Arro scrambles to his feet. They both look down at the jaguar sprawled on its belly purring like a kitten. “What did you do?” he asks. He grabs his bleeding arm with his good hand and kicks at the beast, which continues to snooze away.
“I don’t know,” Elda answers. “But let’s get out of here.”
The two turn and make a run for the Life Root, shouting the whole way, so that Uncle Drake will know where they are. They stop only briefly so Elda can gather up Arro’s spear and pack, and then they push onward through the foliage until they make it back to the path. In a short span of time, they both plant their feet firmly on the bark of the Life Root and begin the climb up the hill-like landform. After a few moments of climbing, Elda looks back down and spots their uncle hurrying to catch up to them. He reaches the Life Root without incident and scrambles up after them. “Thank the Saints you’re both alive. Are you two unhurt?” he calls once he is safely on the Life Root. Auma follows right behind him, her orange tail flicking in the bright morning sunlight.

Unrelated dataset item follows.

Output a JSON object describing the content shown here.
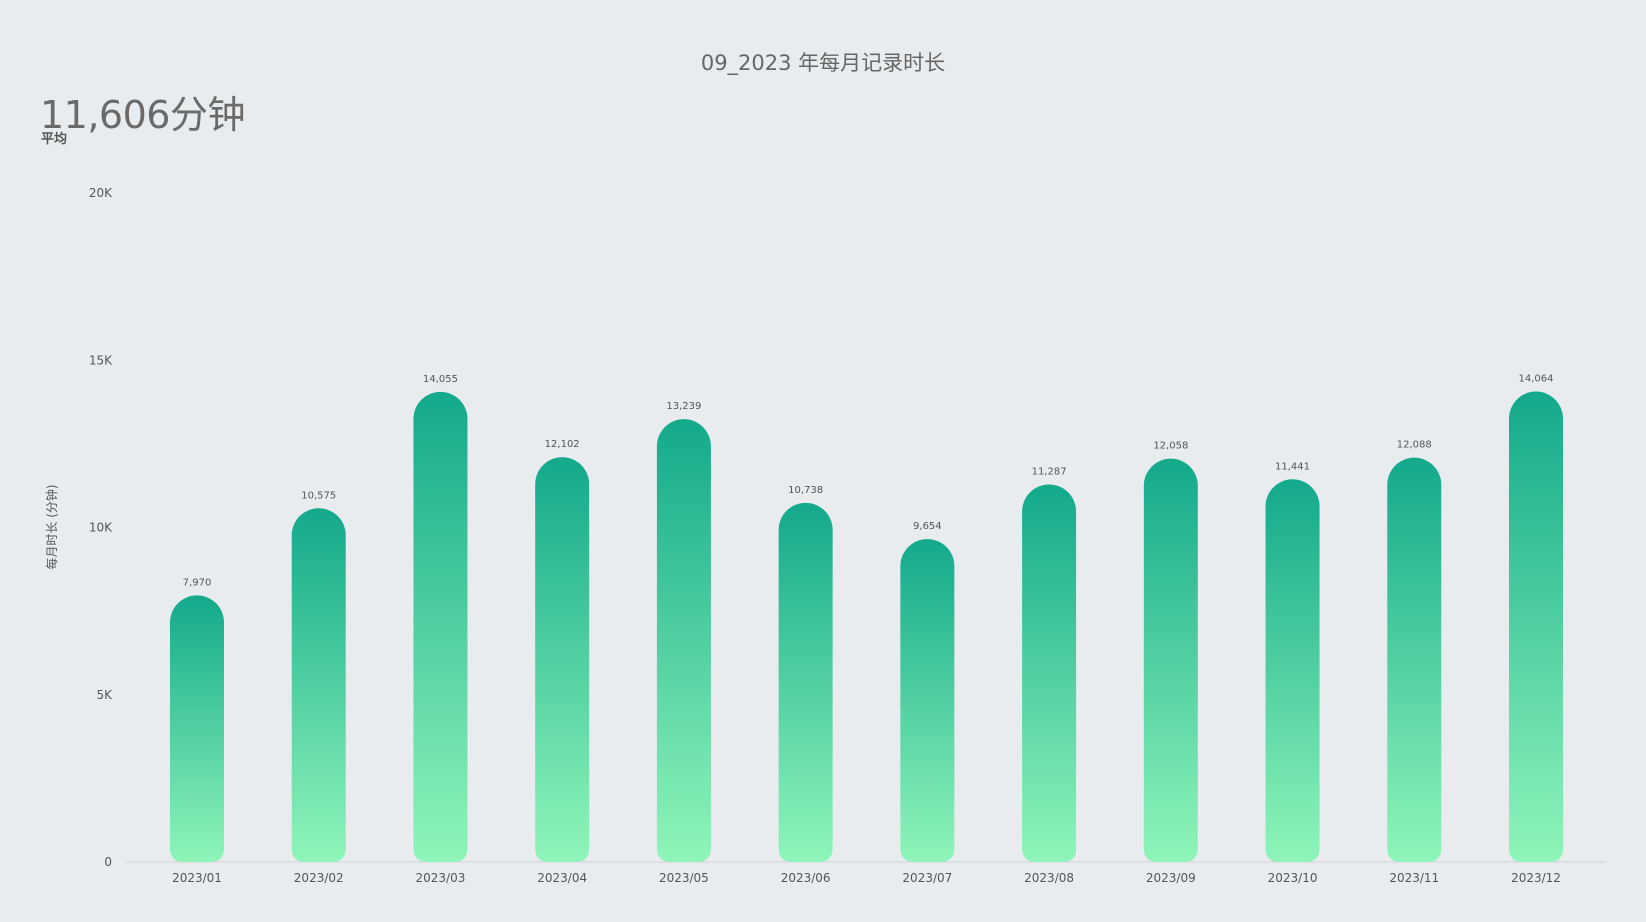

“A Melder’s Beast mangled by arm, but Elda rescued me,” Arro says as he gives his younger sister a one-armed hug with his good arm. “She was brilliant.”
Elda’s cheeks burn. “I broke my staff and lost my bag, but other than a few scratches and scrapes, I’m unharmed.” She hugs Arro back, letting out a deep sigh. That whole encounter could have ended much worse. Now that it’s behind her, she can’t help but sag against her brother. The sun peeks over the horizon and the mist recedes back into the shadowy forest below them. Holy sap it’s good to still be alive, she thinks, and a toothy smile spreads over her face.